In a new paper, “The Sources of the SGR ‘Hole’,” published in the New England Journal of Medicine, Amitabh Chandra, professor of public policy along with Ali Alhassani M.Sc. and Michael E. Chernew Ph.D. both of Harvard Medical School, warn against this method. They argue fee cuts applied evenly across all states, specialties and services hardly provide a fair solution.
“Some health care providers will receive cuts in pay despite the fact that they contributed little to the increases in the volume of services delivered that resulted in the SGR-dictated cuts,” write the authors.
“Different states or physicians contribute to cost-growth, but even the ones that did not contribute to cost growth get their fees cut. The SGR does this, as does what Congress is currently proposing with Medicare fee-cuts,” said Chandra.

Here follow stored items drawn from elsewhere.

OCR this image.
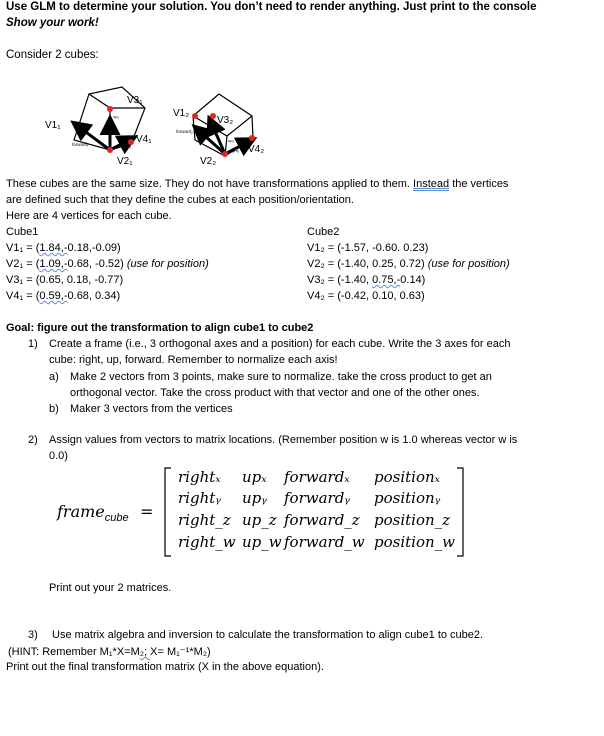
Use GLM to determine your solution. You don’t need to render anything. Just print to the console
Show your work!
Consider 2 cubes:
V3₁
V1₁
V4₁
V2₁
up₁
forward₁	right₁
V1₂
V3₂
V4₂
V2₂
forward₂
up₂
right₂
These cubes are the same size. They do not have transformations applied to them. Instead the vertices
are defined such that they define the cubes at each position/orientation.
Here are 4 vertices for each cube.
Cube1
V1₁ = (1.84,-0.18,-0.09)
V2₁ = (1.09,-0.68, -0.52) (use for position)
V3₁ = (0.65, 0.18, -0.77)
V4₁ = (0.59,-0.68, 0.34)
Cube2
V1₂ = (-1.57, -0.60. 0.23)
V2₂ = (-1.40, 0.25, 0.72) (use for position)
V3₂ = (-1.40, 0.75,-0.14)
V4₂ = (-0.42, 0.10, 0.63)
Goal: figure out the transformation to align cube1 to cube2
1) Create a frame (i.e., 3 orthogonal axes and a position) for each cube. Write the 3 axes for each
cube: right, up, forward. Remember to normalize each axis!
a) Make 2 vectors from 3 points, make sure to normalize. take the cross product to get an
orthogonal vector. Take the cross product with that vector and one of the other ones.
b) Maker 3 vectors from the vertices
2) Assign values from vectors to matrix locations. (Remember position w is 1.0 whereas vector w is
0.0)
frame$_{cube}$ =
rightₓ upₓ forwardₓ positionₓ
rightᵧ upᵧ forwardᵧ positionᵧ
right_z up_z forward_z position_z
right_w up_w forward_w position_w
Print out your 2 matrices.
3) Use matrix algebra and inversion to calculate the transformation to align cube1 to cube2.
(HINT: Remember M₁*X=M₂; X= M₁⁻¹*M₂)
Print out the final transformation matrix (X in the above equation).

To illustrate, states that have contributed the most to digging the SGR hole were large states with spending growth that exceeded target spending, like New York, Florida, and Texas. Florida, for example, overshot its estimated per capita SGR target by 80 percent. But when Medicare fees are cut, they are cut equally in states that contributed to the fiscal mess, like New York, Florida and Texas, but also in states whose providers were fiscally responsible (like California and Massachusetts). Similarly, specialties like radiation oncology grew much more rapidly than spending on thoracic surgery or anesthesiology, but the blunt formula for fee-cuts would hit all specialties equally.
The authors argue that an alternative form of reimbursement is crucial. “We believe it is imperative that a post-SGR payment system encourage the creation of organizational structures that can accept global payments, or payments bundled by episode of care,” write the authors. They believe that such a payment system would “give providers and physicians incentives to capture gains from eliminating lower-value therapies and delivering higher-value health care.”
Amitabh Chandra is an economist and a Professor of Public Policy at Harvard Kennedy School. His research focuses on productivity and cost-growth in healthcare and racial disparities in healthcare.